Answer given by Executive Vice-President Dombrovskis on behalf of the European Commission

Promoting a zero-tolerance policy on child labour and the eradication of forced labour are priorities of EU human rights policy[1]. The Commission advances the implementation of global standards on child labour and forced labour at international level through various measures and policies outlined in the Commission’s Communication on Decent Work Worldwide[2].

Those include, for example, engagement with partner countries under trade instruments[3], development cooperation measures[4], dedicated guidance for companies and initiatives on supply chain sustainability such as the EU Comprehensive Strategy on the Rights of the Child[5], which promotes EU supply chains free of child labour, and the proposal for a directive on Corporate Sustainability Due Diligence[6], which proposes mandatory human rights due diligence for companies.

The Commission’s proposal for a regulation on Forced Labour[7] aims to further contribute to promoting the implementation of international standards at global level by introducing a prohibition to place on the EU market products made with forced labour, including forced child labour.
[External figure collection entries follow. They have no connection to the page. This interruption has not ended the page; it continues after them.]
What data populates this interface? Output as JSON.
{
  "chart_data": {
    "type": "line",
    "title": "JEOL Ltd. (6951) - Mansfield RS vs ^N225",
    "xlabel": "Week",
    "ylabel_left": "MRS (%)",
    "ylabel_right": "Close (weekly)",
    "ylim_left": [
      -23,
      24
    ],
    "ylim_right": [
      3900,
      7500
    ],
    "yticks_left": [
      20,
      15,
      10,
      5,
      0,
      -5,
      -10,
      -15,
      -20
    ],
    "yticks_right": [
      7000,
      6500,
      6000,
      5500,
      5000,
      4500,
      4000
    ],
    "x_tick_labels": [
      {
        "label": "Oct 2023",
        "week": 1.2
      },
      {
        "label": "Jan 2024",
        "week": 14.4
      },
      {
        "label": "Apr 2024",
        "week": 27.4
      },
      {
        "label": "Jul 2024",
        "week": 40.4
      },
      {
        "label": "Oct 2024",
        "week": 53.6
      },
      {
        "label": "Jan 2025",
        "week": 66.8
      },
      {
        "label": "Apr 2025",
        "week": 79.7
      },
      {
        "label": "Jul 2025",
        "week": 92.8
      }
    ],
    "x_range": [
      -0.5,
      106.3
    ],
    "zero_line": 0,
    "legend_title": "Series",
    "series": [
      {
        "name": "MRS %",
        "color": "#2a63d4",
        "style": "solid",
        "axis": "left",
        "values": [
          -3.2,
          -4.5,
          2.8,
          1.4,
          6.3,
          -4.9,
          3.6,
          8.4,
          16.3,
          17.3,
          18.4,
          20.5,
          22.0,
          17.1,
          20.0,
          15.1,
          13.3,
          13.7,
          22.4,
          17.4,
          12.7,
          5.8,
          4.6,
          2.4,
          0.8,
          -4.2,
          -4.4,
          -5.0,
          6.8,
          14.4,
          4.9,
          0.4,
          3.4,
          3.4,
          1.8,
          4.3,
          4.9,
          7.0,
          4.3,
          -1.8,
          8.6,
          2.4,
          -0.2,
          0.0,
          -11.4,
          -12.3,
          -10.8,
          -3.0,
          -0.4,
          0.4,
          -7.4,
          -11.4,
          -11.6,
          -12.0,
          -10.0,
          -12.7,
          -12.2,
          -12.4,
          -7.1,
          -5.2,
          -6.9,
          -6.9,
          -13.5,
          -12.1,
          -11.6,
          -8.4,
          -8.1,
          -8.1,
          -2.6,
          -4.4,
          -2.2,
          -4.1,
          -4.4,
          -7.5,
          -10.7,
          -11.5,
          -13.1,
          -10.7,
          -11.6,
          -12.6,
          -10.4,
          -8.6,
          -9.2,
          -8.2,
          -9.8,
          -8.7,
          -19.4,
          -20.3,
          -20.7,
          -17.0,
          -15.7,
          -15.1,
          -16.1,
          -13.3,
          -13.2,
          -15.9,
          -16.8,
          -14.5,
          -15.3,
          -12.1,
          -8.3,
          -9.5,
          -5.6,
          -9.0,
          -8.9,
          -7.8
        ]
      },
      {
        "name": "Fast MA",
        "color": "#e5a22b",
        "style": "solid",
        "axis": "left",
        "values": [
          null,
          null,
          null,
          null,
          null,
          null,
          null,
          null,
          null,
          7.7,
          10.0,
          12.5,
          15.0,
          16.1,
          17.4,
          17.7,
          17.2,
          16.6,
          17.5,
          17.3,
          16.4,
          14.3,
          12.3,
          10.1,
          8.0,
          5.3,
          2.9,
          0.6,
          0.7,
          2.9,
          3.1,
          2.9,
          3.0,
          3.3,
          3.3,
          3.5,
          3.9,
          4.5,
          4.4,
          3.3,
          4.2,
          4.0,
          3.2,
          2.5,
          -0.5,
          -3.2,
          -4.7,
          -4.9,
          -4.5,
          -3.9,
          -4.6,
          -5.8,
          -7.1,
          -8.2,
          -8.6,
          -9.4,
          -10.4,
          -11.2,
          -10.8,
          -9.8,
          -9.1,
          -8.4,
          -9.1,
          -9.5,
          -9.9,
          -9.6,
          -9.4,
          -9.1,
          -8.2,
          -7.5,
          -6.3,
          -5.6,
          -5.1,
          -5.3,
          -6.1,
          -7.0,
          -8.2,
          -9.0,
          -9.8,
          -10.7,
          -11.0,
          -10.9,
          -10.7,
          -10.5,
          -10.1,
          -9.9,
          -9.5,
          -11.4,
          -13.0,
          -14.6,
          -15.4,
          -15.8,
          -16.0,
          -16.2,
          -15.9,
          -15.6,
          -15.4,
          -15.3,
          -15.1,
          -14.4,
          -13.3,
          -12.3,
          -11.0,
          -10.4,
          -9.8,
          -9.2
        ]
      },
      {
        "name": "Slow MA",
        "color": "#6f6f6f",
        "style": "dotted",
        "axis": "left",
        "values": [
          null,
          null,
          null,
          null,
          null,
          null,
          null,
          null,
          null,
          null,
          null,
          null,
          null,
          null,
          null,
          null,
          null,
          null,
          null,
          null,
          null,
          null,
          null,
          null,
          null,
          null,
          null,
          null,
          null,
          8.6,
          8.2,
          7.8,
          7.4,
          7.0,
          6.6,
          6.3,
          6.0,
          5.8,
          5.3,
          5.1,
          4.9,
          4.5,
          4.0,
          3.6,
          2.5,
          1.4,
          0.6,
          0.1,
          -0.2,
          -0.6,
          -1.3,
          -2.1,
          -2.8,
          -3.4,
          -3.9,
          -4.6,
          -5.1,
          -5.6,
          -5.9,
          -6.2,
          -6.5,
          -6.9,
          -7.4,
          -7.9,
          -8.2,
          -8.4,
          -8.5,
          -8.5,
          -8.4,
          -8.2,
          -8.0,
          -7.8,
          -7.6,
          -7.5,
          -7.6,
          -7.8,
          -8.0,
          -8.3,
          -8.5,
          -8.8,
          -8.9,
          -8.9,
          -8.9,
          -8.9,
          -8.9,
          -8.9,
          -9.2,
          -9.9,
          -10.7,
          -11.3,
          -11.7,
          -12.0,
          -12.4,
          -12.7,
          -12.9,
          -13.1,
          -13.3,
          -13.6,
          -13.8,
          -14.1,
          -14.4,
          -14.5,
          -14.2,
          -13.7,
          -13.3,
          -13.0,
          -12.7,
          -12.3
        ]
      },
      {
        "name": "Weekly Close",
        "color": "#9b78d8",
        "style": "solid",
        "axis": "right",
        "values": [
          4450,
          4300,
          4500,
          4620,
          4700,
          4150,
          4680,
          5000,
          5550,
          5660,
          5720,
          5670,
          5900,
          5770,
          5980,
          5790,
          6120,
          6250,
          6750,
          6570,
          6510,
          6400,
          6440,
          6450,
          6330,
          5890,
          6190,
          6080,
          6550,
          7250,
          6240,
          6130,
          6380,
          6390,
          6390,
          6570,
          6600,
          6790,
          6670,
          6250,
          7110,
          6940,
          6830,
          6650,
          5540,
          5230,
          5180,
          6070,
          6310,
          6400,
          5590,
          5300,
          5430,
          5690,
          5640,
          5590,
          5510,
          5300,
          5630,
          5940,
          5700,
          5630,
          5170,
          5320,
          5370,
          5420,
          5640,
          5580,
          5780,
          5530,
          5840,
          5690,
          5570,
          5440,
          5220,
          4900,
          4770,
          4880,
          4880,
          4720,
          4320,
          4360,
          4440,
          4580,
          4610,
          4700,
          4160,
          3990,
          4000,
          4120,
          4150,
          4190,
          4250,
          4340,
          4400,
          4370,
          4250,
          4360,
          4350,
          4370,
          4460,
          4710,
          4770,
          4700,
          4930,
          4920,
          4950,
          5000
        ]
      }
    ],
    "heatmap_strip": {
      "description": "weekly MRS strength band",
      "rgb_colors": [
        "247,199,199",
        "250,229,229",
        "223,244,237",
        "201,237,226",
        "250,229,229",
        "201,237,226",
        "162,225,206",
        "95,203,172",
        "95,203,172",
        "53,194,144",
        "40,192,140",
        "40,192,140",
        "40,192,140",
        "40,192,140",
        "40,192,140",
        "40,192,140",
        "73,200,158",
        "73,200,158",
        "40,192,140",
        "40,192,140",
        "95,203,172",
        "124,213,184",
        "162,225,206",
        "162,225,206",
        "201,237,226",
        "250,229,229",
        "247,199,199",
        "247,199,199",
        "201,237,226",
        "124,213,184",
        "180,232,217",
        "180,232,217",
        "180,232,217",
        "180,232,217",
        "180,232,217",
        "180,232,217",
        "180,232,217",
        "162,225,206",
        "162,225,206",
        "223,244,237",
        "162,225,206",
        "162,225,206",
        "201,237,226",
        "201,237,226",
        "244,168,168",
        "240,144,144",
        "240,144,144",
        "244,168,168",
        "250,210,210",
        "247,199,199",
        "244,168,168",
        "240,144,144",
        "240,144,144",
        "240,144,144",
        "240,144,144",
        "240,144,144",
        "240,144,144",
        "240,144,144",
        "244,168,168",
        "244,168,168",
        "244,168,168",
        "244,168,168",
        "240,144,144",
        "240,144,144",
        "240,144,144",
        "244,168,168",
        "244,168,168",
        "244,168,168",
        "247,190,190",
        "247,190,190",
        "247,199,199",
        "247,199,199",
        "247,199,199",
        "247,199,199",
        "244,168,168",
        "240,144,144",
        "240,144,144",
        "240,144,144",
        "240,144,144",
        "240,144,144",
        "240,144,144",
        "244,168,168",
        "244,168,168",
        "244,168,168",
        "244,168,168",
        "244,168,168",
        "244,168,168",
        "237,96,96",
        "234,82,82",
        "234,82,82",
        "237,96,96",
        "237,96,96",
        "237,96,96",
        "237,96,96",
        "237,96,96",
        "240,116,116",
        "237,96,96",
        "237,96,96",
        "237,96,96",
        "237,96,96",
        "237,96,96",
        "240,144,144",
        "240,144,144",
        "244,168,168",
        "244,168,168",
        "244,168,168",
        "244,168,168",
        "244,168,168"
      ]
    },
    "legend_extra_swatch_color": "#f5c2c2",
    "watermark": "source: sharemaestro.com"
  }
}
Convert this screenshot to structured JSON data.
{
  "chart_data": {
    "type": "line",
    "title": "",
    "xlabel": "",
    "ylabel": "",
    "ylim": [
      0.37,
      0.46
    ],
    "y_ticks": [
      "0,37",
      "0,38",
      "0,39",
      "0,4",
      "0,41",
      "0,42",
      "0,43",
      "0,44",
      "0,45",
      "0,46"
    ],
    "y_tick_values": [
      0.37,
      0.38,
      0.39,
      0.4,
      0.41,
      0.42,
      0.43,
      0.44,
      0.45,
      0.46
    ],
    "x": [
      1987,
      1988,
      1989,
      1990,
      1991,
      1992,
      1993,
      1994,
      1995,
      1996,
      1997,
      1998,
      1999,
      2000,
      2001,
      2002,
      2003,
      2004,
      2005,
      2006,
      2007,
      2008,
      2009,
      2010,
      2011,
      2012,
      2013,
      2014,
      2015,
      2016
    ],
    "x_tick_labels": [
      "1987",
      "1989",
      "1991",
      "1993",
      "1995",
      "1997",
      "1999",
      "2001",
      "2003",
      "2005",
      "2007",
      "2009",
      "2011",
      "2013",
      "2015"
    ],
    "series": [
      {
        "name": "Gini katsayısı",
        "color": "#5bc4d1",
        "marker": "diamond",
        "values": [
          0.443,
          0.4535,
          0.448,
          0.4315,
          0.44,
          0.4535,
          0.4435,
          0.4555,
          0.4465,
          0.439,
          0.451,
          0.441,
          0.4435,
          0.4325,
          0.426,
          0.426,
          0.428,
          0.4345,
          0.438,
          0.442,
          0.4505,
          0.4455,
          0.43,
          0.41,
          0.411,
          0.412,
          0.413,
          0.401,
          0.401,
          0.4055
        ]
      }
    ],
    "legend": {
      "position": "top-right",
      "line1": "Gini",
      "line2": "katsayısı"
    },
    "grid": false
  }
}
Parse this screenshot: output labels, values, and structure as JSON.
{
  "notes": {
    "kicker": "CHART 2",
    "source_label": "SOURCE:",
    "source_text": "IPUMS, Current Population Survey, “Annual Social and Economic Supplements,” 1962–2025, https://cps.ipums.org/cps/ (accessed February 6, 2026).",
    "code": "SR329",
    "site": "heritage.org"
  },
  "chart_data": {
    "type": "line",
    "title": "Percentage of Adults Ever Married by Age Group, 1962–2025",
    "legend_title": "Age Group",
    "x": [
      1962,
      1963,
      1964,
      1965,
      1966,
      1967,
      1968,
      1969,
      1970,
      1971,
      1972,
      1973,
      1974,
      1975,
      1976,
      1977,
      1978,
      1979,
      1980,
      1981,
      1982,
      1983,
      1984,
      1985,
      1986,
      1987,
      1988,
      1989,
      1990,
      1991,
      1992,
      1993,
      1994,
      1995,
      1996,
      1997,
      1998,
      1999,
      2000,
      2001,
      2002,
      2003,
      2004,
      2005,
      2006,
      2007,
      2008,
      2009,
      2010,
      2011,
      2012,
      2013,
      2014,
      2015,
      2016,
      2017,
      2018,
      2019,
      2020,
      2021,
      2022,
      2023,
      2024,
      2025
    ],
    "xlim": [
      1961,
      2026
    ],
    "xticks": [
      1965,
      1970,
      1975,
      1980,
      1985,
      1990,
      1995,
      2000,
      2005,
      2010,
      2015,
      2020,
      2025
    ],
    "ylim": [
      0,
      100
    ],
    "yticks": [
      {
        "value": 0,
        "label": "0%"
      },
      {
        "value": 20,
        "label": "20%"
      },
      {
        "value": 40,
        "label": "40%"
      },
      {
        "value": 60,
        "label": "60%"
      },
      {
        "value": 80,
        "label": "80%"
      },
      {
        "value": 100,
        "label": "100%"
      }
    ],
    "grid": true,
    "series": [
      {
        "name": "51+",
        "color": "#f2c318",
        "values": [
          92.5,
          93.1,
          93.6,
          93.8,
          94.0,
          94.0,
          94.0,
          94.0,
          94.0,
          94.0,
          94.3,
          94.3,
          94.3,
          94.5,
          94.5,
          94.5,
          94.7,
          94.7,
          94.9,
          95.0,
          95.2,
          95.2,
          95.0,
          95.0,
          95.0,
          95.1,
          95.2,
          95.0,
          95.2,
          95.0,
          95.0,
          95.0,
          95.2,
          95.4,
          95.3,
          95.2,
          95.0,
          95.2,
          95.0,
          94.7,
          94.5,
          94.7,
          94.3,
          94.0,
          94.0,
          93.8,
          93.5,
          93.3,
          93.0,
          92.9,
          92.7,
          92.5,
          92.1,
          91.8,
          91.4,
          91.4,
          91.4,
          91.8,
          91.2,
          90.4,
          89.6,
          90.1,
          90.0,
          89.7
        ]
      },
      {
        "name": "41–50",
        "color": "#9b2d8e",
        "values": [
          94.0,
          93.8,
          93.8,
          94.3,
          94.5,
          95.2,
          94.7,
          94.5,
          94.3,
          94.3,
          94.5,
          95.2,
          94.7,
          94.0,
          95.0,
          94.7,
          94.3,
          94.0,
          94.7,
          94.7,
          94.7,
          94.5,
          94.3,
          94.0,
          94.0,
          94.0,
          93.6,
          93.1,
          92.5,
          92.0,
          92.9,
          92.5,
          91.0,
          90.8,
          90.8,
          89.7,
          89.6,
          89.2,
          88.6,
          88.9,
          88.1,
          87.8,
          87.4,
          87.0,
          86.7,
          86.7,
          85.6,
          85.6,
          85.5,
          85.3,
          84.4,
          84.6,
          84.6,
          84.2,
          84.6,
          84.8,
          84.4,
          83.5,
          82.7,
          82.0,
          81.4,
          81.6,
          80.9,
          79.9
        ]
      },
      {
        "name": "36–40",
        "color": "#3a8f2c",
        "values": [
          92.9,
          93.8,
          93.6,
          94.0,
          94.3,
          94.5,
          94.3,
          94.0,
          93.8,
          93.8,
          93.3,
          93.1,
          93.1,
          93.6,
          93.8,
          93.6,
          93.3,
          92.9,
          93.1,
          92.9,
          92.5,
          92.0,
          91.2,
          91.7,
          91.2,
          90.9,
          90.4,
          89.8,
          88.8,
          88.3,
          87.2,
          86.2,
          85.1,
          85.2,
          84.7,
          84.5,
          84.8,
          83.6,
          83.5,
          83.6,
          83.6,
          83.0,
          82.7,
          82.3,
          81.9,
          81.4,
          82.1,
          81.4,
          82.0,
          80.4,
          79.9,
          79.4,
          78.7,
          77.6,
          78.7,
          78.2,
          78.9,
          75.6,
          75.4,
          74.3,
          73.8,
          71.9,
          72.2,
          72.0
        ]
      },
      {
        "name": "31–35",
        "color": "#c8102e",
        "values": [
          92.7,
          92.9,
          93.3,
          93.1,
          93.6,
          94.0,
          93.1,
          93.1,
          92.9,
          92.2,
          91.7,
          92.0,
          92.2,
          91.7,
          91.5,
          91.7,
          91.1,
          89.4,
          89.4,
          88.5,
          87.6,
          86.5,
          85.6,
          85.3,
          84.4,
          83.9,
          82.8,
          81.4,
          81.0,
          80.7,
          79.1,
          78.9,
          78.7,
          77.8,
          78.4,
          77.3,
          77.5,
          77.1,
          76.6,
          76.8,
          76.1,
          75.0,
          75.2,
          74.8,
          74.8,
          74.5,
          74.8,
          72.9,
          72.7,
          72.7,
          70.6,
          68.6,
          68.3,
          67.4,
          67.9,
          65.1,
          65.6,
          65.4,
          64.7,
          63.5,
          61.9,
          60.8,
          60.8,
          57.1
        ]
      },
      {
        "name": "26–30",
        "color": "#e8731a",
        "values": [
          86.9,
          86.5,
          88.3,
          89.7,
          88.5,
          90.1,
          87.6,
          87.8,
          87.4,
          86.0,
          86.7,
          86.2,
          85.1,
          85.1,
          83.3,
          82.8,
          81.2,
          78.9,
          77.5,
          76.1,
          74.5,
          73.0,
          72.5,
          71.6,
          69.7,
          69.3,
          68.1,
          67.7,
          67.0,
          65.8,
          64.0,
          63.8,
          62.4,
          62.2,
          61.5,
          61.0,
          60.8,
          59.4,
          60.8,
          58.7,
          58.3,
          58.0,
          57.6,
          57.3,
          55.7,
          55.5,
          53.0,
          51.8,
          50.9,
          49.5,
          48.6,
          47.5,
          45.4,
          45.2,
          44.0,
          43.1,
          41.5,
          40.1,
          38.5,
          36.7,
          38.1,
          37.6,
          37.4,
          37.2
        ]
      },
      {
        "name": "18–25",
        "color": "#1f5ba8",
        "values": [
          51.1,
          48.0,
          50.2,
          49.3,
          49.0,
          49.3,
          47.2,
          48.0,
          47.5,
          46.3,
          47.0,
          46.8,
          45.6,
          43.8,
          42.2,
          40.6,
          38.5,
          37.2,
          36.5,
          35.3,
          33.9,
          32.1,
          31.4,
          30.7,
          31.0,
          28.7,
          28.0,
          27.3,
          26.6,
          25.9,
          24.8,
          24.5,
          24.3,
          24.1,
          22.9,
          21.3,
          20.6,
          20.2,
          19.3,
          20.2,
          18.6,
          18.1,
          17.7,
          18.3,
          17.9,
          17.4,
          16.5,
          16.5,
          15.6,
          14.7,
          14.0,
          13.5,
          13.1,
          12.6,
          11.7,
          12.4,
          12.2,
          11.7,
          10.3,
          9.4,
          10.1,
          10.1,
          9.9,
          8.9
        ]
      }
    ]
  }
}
Under the Commission’s proposal, national competent authorities would investigate specific products and impose bans on those found in breach of the prohibition, and the Commission would support the implementation by setting up support tools such as a network of competent authorities, implementation guidelines and a public database of forced labour risks in specific geographic areas or with respect to specific products.

Under the proposed system, Member States’ c ustoms authorities would identify and stop banned products at EU borders based on the decisions of the competent authorities and information from the economic operators.